あの全力疾走して店内に入ってきた、矍鑠とした老婆のことだろう。



「消毒してガーゼ貼るだけだから、私はべつにつけなくてもよかったんだけど、コイツがつけろってうるさくてさ」

「感染に気をつけることは、衛生兵の基本だからな」

「なにを一丁前に言ってんだか」



そう返す斉藤さんは、ずいぶんうれしそうだった。



「……取らないんスか?」



春木くんが嫉妬に狂った目で言った。



「え?いや、まあ、まだ良いかなって……」

「俺も、灯里がせっかくつけてくれたから、ずっとこのままでいい」

「バカッ……!」



斎藤さんが照れてうつむいた。



「も、もしかして、お互いに、つけっこしたんスかっ!?」



ふたりは視線を交じらせて、沈黙で答えた。
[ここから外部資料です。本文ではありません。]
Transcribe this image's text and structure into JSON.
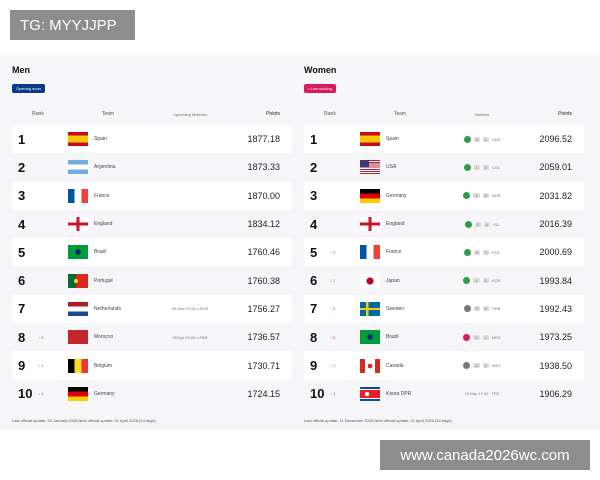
{
  "watermarks": {
    "top_left": "TG: MYYJJPP",
    "bottom_right": "www.canada2026wc.com"
  },
  "men": {
    "title": "Men",
    "badge": "Opening soon",
    "badge_color": "#0b3a8c",
    "headers": [
      "Rank",
      "Team",
      "Upcoming Matches",
      "Points"
    ],
    "rows": [
      {
        "rank": "1",
        "move": "",
        "team": "Spain",
        "flag": "es",
        "match": "",
        "points": "1877.18"
      },
      {
        "rank": "2",
        "move": "",
        "team": "Argentina",
        "flag": "ar",
        "match": "",
        "points": "1873.33"
      },
      {
        "rank": "3",
        "move": "",
        "team": "France",
        "flag": "fr",
        "match": "",
        "points": "1870.00"
      },
      {
        "rank": "4",
        "move": "",
        "team": "England",
        "flag": "en",
        "match": "",
        "points": "1834.12"
      },
      {
        "rank": "5",
        "move": "",
        "team": "Brazil",
        "flag": "br",
        "match": "",
        "points": "1760.46"
      },
      {
        "rank": "6",
        "move": "",
        "team": "Portugal",
        "flag": "pt",
        "match": "",
        "points": "1760.38"
      },
      {
        "rank": "7",
        "move": "",
        "team": "Netherlands",
        "flag": "nl",
        "match": "26 Mar 03:45 v NOR",
        "points": "1756.27"
      },
      {
        "rank": "8",
        "move": "↑ 3",
        "team": "Morocco",
        "flag": "ma",
        "match": "05 Apr 00:00 v PAR",
        "points": "1736.57"
      },
      {
        "rank": "9",
        "move": "↓ 1",
        "team": "Belgium",
        "flag": "be",
        "match": "",
        "points": "1730.71"
      },
      {
        "rank": "10",
        "move": "↓ 1",
        "team": "Germany",
        "flag": "de",
        "match": "",
        "points": "1724.15"
      }
    ],
    "footer": "Last official update: 20 January 2026     Next official update: 01 April 2026 (14 days)"
  },
  "women": {
    "title": "Women",
    "badge": "• Live ranking",
    "badge_color": "#d81b5a",
    "headers": [
      "Rank",
      "Team",
      "Matches",
      "Points"
    ],
    "rows": [
      {
        "rank": "1",
        "move": "",
        "team": "Spain",
        "flag": "es",
        "result": "win",
        "score": [
          "3",
          "1"
        ],
        "opp": "UKR",
        "points": "2096.52"
      },
      {
        "rank": "2",
        "move": "",
        "team": "USA",
        "flag": "us",
        "result": "win",
        "score": [
          "1",
          "0"
        ],
        "opp": "COL",
        "points": "2059.01"
      },
      {
        "rank": "3",
        "move": "",
        "team": "Germany",
        "flag": "de",
        "result": "win",
        "score": [
          "4",
          "0"
        ],
        "opp": "NOR",
        "points": "2031.82"
      },
      {
        "rank": "4",
        "move": "",
        "team": "England",
        "flag": "en",
        "result": "win",
        "score": [
          "2",
          "0"
        ],
        "opp": "ISL",
        "points": "2016.39"
      },
      {
        "rank": "5",
        "move": "↑ 2",
        "team": "France",
        "flag": "fr",
        "result": "win",
        "score": [
          "4",
          "1"
        ],
        "opp": "POL",
        "points": "2000.69"
      },
      {
        "rank": "6",
        "move": "↑ 2",
        "team": "Japan",
        "flag": "jp",
        "result": "win",
        "score": [
          "4",
          "1"
        ],
        "opp": "KOR",
        "points": "1993.84"
      },
      {
        "rank": "7",
        "move": "↓ 2",
        "team": "Sweden",
        "flag": "se",
        "result": "draw",
        "score": [
          "0",
          "0"
        ],
        "opp": "SRB",
        "points": "1992.43"
      },
      {
        "rank": "8",
        "move": "↓ 2",
        "team": "Brazil",
        "flag": "br",
        "result": "loss",
        "score": [
          "0",
          "1"
        ],
        "opp": "MEX",
        "points": "1973.25"
      },
      {
        "rank": "9",
        "move": "↑ 1",
        "team": "Canada",
        "flag": "ca",
        "result": "draw",
        "score": [
          "0",
          "0"
        ],
        "opp": "ARG",
        "points": "1938.50"
      },
      {
        "rank": "10",
        "move": "↓ 1",
        "team": "Korea DPR",
        "flag": "kp",
        "result": "upcoming",
        "date": "19 Mar 17:00",
        "opp": "TPE",
        "points": "1906.29"
      }
    ],
    "footer": "Last official update: 11 December 2025     Next official update: 21 April 2026 (34 days)"
  }
}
なんだかエロい。ずっとつけたままでは不衛生ではないか、というのも野暮だろう。イチャラブとした空気が、自然とふたりから漏れ出ていた。



「斎藤さんって、灯里っていうんだね」



春木くんに話しかけたが、返事はない。致死量のイチャラブを浴びてしまったようで、屍のようになっていた。



「うわっ……!わあ!」



なにやら子供たちの驚く声が聞こえてきた。聞き覚えのある声だった。さっきまで近くにいたカケルくんのものだ。



しかし、声はだんだんに大きくなり、ミノルくんとミクちゃんの声も重なった。



「え?どうしたんだろう?」



斎藤さんが率先して様子を見に行ったので、おれたちもついていった。